Besides, no empirical evidence exists for believing that poor corporate governance is directly correlated with tenure. And what would happen where the exiting CEOs still own a clear majority of their banks' voting shares? Is the CBN prepared to condone management by proxy? Or, is it thinking of giving a 'golden share' to each succeeding CEO? Won't this change of musical chairs engender a vicious cycle of needless recapitalizations, with each new CEO seeking to dilute the share-ownership of exiting directors and scheming to acquire a critical mass of shares to become a key player in the new dispensation?
I'm equally at a loss as to why the CBN is planning to unnecessarily dissipate energies by setting examinations for the CEOs of microfinance institutions. The apex bank is better off concentrating on its core supervisory and regulatory responsibilities, while encouraging finance-related professional bodies to become strong Self-Regulating Organizations (SROs) that can more appropriately handle such industry-specific human development tasks.
It has become obvious that the CBN embarked on a program of rescuing the ailing banks without formulating a clear-cut exit strategy. This explains the flip-flops that have bedeviled the reform programme. For example, it is still not clear whether Government has assumed ownership of the rescued banks or if the bailout funds are mere loans. From barring foreign banks from bidding for the ailing banks, the policy seems to have shifted to preferring them because of the "appropriate technology and value-adding capacity they would bring to the banks." Mixed signals apart, I strongly believe that the CBN is wrong to sell these banks to foreigners, especially South African banks.
The South African environment has been particularly hostile to Nigerian businesses trying to establish there, despite our massive role in that nation's liberation struggle. Why are we always in a haste to shortchange ourselves in the name of seeking foreign investors? When you consider the contributions Nigerian-owned banks, including the rescued ones, have made to the society by way of corporate social responsibility and branch networking, you'll realize they are a class above their foreign counterparts. As Africa's largest exporter of crude oil and its second largest economy, Nigeria doesn't fall into the category of beggars without choice. I don't think it is in the nation's best interests to handover major banks to foreign entities.
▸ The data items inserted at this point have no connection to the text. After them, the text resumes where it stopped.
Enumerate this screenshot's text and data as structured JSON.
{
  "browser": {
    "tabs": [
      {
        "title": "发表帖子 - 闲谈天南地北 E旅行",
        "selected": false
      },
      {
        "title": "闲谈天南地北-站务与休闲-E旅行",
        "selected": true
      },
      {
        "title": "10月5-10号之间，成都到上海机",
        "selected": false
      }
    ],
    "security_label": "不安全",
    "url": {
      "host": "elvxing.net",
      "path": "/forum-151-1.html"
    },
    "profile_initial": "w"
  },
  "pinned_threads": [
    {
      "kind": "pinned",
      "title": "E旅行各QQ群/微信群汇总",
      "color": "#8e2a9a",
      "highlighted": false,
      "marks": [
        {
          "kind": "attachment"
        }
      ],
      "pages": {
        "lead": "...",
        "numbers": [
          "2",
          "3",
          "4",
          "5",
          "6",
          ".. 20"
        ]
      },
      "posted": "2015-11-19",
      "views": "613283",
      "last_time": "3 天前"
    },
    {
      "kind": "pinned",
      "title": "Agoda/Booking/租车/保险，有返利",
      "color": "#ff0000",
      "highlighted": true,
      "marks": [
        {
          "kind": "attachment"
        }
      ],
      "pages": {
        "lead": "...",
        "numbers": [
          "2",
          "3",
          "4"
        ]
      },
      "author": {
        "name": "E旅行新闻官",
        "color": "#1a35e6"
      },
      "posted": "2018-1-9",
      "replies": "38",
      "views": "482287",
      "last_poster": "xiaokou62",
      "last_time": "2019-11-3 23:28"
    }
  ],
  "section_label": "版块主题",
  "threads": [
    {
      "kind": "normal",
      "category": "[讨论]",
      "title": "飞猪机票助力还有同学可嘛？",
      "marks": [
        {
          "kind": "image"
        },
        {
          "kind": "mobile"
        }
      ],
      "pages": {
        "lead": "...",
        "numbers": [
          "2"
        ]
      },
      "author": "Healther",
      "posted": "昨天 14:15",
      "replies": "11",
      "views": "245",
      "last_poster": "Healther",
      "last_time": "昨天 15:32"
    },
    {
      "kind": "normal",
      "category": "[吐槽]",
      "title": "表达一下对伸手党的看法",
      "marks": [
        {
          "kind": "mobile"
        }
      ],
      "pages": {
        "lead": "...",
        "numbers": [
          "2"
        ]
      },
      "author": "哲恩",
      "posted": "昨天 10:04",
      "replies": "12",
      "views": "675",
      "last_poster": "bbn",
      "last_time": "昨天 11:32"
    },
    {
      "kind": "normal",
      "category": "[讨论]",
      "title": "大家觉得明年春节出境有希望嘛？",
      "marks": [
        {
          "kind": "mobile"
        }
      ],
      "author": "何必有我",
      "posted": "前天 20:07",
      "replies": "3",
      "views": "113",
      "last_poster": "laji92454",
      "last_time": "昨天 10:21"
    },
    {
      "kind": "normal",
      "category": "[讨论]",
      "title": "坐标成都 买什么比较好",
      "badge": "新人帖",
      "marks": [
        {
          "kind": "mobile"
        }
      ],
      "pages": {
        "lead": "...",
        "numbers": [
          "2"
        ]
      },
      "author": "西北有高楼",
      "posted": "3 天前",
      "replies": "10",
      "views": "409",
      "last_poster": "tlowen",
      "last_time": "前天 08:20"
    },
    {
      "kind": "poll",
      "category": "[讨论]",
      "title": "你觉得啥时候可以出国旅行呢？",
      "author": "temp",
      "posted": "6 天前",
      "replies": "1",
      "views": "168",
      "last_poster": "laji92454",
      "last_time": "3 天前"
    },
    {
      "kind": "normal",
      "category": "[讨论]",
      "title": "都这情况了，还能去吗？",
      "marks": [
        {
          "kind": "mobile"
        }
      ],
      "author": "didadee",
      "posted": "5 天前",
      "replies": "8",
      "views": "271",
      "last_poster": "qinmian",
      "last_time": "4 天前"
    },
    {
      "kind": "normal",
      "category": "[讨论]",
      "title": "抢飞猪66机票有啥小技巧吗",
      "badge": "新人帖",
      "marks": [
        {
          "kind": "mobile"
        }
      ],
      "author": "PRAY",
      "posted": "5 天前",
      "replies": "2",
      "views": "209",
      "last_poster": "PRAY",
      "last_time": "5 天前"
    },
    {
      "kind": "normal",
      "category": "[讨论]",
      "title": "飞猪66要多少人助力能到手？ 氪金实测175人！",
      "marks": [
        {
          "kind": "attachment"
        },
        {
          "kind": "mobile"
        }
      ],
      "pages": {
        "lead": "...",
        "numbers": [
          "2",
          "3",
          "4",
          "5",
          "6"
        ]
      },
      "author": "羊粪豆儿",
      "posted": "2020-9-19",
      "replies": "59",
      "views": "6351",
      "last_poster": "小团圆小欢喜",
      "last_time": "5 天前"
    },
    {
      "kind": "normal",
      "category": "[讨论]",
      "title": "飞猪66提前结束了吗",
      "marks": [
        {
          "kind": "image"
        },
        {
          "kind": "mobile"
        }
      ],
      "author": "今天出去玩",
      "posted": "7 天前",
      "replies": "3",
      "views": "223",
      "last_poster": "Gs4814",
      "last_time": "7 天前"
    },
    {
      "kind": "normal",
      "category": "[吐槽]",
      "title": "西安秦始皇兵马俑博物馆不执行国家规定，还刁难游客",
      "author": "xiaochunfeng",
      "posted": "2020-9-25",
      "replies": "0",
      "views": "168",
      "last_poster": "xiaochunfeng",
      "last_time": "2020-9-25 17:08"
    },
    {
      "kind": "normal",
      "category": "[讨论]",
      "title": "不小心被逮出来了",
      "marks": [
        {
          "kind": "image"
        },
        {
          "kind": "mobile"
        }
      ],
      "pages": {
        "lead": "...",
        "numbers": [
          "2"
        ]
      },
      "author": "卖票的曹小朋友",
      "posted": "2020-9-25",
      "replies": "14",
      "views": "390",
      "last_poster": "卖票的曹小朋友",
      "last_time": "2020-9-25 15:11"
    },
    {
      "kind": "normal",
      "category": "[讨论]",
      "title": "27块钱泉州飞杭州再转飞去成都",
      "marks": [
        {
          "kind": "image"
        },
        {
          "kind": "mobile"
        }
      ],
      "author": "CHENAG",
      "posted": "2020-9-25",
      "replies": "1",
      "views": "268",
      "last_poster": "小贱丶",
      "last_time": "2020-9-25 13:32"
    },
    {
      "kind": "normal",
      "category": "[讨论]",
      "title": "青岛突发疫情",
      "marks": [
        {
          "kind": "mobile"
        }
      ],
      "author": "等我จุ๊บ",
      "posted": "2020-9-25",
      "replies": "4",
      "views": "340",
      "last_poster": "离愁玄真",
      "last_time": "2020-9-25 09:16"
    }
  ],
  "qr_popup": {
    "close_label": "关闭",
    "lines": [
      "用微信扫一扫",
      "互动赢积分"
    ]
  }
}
The CBN's primary goal must be to deal with the adverse feedback loop that exists between disruptions to financial market stability and the real economy. "Every abuse," 18th Century French satirist and essayist 'Voltaire' once stated, "ought to be reformed, unless the reform is more dangerous than the abuse itself." The real challenge for the CBN is ensuring that its reform agenda not only sanitizes the banking industry but that it also stimulates lending activities to help spur economic growth. Unrelenting speculations about the 'poor' state of health of the banking sector not only stall bank intermediation activities, they also fuel inflationary concerns and weaken the naira. Sanusi's reform agenda mustn't be allowed to unravel else the banking industry and the economy would be the worse for it.